Toi et moi on s'est mal compris :

Télécharger un OS est illégal.
Il ya des gens qui se cassent le cul pour mettre au point (Mac OS, Mac OS X, Windows ...)
Ils sont payés pour leur travail.

De toute façon tu trouvera des versions de Mac OSX, mais c'est souvent des versions modifiées pour PC. La tu l'as dans le c*l. 

Après tu fais bien ce que tu veux, mais ne viens pas te plaindre que ton iBook dysfonctionne après le téléchargement de OS X sur un tracker douteux.

PS :fallait mieux ranger tes affaires, les CD's gris c'est les trucs à ne pas perdre, haha. 
PS² que tu ai acheté ou volé ton iBook je m'en fiche complètement :d


----------



## Moonwalker (23 Mai 2010)

Maintenant, comme la question du sujet c'est "OS pour G4" => GNU/Linux


----------



## iMacounet (23 Mai 2010)

Moonwalker a dit:


> Maintenant, comme la question du sujet c'est "OS pour G4" => GNU/Linux


Encore faut il trouver une version assez récente pour Power PC G4.


----------



## Moonwalker (23 Mai 2010)

iMacounet a dit:


> Encore faut il trouver une version assez récente pour Power PC G4.

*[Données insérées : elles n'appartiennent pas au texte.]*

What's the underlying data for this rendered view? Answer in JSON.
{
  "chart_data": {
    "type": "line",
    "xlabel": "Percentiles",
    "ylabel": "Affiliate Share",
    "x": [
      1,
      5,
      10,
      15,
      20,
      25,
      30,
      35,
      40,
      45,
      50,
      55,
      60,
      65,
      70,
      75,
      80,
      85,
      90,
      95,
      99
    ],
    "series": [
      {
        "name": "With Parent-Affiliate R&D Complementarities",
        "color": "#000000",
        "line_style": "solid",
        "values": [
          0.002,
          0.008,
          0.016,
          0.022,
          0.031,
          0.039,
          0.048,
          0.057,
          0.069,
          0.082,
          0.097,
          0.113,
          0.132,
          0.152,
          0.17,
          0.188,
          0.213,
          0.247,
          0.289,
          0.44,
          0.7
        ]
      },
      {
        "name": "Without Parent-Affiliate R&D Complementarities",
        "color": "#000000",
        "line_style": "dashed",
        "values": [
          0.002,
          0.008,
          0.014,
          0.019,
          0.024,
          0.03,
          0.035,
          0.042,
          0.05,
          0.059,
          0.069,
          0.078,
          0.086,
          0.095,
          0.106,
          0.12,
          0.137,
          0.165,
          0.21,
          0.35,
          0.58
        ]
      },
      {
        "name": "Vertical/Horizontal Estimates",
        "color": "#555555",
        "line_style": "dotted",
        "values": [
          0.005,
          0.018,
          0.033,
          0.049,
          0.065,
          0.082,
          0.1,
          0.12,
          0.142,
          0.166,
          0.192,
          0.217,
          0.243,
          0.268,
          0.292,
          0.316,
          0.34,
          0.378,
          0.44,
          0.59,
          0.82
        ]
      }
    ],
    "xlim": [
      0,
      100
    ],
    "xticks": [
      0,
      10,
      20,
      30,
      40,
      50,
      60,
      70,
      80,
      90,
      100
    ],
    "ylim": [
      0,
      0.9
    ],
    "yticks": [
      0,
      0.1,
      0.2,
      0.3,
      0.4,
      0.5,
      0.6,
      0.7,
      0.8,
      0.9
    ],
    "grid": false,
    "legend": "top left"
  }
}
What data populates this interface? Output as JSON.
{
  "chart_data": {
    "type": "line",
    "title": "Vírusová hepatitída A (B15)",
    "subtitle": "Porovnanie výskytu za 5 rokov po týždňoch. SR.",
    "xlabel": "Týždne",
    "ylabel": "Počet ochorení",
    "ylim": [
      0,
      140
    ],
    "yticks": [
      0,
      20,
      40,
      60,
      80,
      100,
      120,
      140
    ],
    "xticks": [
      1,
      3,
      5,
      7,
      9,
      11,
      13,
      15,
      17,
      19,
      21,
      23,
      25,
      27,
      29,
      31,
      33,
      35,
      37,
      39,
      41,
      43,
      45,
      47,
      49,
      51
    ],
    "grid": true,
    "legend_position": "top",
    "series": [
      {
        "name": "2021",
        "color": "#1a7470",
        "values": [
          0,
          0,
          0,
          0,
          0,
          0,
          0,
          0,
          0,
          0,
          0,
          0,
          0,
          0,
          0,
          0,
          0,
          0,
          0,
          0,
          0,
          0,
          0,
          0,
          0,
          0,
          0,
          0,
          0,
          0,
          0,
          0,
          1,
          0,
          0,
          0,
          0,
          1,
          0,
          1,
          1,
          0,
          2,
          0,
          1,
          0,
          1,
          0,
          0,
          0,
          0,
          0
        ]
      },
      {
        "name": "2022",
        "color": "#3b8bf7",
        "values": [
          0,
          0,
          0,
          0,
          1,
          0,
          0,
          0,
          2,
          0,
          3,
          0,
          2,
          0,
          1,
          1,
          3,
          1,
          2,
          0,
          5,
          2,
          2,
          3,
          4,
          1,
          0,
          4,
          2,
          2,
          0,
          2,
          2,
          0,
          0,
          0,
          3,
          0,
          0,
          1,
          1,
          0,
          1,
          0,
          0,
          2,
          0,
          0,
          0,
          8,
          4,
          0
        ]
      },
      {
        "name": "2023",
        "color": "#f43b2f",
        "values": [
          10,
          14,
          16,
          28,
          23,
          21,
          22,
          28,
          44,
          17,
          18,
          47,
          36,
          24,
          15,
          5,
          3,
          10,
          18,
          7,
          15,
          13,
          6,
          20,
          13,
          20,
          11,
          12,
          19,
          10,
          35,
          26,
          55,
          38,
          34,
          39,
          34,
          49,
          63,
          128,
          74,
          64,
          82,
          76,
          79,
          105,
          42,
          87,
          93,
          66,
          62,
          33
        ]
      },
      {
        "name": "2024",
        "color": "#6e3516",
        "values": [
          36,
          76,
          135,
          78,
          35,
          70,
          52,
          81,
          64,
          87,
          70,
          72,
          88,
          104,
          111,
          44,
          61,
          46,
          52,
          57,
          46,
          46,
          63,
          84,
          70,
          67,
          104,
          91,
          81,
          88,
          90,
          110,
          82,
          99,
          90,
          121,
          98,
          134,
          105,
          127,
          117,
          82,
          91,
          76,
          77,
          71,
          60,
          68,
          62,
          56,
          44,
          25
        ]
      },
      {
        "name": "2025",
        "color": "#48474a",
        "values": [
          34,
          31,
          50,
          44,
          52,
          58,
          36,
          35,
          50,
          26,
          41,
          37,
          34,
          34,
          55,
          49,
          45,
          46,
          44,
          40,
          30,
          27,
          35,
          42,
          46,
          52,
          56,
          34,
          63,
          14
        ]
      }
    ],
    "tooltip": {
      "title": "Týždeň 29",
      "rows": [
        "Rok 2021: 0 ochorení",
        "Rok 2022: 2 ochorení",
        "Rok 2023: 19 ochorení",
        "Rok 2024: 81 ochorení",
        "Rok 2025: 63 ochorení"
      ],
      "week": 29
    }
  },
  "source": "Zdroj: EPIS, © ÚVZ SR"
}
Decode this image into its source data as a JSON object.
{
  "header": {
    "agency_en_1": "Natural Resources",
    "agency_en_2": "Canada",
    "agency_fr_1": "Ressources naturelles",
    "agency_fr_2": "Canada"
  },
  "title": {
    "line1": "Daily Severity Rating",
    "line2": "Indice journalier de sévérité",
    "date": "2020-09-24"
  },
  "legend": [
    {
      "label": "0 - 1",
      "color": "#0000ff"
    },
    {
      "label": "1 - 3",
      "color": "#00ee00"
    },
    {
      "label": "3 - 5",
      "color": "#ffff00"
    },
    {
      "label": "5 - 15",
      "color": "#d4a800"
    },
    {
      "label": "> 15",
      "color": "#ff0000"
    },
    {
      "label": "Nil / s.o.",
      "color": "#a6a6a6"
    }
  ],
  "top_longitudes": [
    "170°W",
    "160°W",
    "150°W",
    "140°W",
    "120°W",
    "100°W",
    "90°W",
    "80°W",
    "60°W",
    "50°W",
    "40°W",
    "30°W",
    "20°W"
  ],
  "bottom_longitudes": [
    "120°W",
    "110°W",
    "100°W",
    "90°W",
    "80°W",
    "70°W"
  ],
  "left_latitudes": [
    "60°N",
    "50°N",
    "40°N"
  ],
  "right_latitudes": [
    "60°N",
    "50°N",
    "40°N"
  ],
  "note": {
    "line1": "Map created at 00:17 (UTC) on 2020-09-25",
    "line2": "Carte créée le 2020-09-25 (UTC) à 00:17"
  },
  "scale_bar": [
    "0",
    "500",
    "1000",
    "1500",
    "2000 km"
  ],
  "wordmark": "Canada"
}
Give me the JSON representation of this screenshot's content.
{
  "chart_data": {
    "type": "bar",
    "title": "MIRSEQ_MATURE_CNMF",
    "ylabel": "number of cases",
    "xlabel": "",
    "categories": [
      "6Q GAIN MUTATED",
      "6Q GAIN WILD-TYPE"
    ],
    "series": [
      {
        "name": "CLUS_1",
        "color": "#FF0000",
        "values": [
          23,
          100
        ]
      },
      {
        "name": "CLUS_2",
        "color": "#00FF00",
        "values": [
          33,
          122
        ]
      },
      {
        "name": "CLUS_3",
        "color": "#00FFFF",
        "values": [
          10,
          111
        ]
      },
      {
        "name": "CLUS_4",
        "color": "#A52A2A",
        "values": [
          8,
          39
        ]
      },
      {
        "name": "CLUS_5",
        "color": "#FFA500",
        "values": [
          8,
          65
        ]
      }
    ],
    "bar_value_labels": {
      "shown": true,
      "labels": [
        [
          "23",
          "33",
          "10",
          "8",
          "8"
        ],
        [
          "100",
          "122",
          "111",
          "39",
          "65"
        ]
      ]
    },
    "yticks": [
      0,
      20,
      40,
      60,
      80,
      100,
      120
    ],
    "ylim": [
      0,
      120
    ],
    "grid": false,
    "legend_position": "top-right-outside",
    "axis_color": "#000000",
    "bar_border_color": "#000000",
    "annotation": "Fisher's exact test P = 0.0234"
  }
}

Récente..., le G4 n'est pas récent lui, alors ce sera toujours contemporain de Tiger et puis ça ira bien.

Tu veux une machine et un OS récent tu vas sur l'Apple Store.

---------- Nouveau message ajouté à 13h30 ---------- Le message précédent a été envoyé à 13h26 ----------

Même pas difficile : http://doc.ubuntu-fr.org/ppc

Comme quoi le Warez est vraiment la solution des minables et l'alibis à deux balles.


----------



## Tox (23 Mai 2010)

@Moonwalker :

On se calme, on respire et on reprend. 

Je ne propose pas le vol de logiciel, je demande s'il existe un support par Apple dans ce genre de cas. Tu as l'air de l'affirmer, en as-tu déjà bénéficié ?

C'est loin d'être une question c** et en temps normal, cela devrait donner lieu à une réponse simple, non ?

Pas besoin d'être désagréable


----------



## Moonwalker (23 Mai 2010)

Tox a dit:


> @Moonwalker :
> 
> On se calme, on respire et on reprend.
> 
> ...


Si le contenu de ma réponse que t'es désagréable et c'est ton problème.

Tu n'as qu'à faire une recherche sur le forum, monsieur le donneur de leçon. Ce type de sujet a déjà été traité de nombreuses fois => nouveau jeu de DVD gris contre paiement (ça peut tourner autour de 150 &#8364. Il faut parfois insister, les opérateurs ne sont pas tous des flèches.

Maintenant, comme je l'ai signalé, pour un iBook G4 c'est un peu tard. 

La solution reste de prendre garde à ses DVD gris et d'en faire une copie conformément à la licence de Mac OS X.


----------



## Tox (23 Mai 2010)

J'adore le ton de tes réponses. Heureusement que tu n'es pas un donneur de leçons 

Par contre, merci pour l'indication d'un achat possible de DVD gris.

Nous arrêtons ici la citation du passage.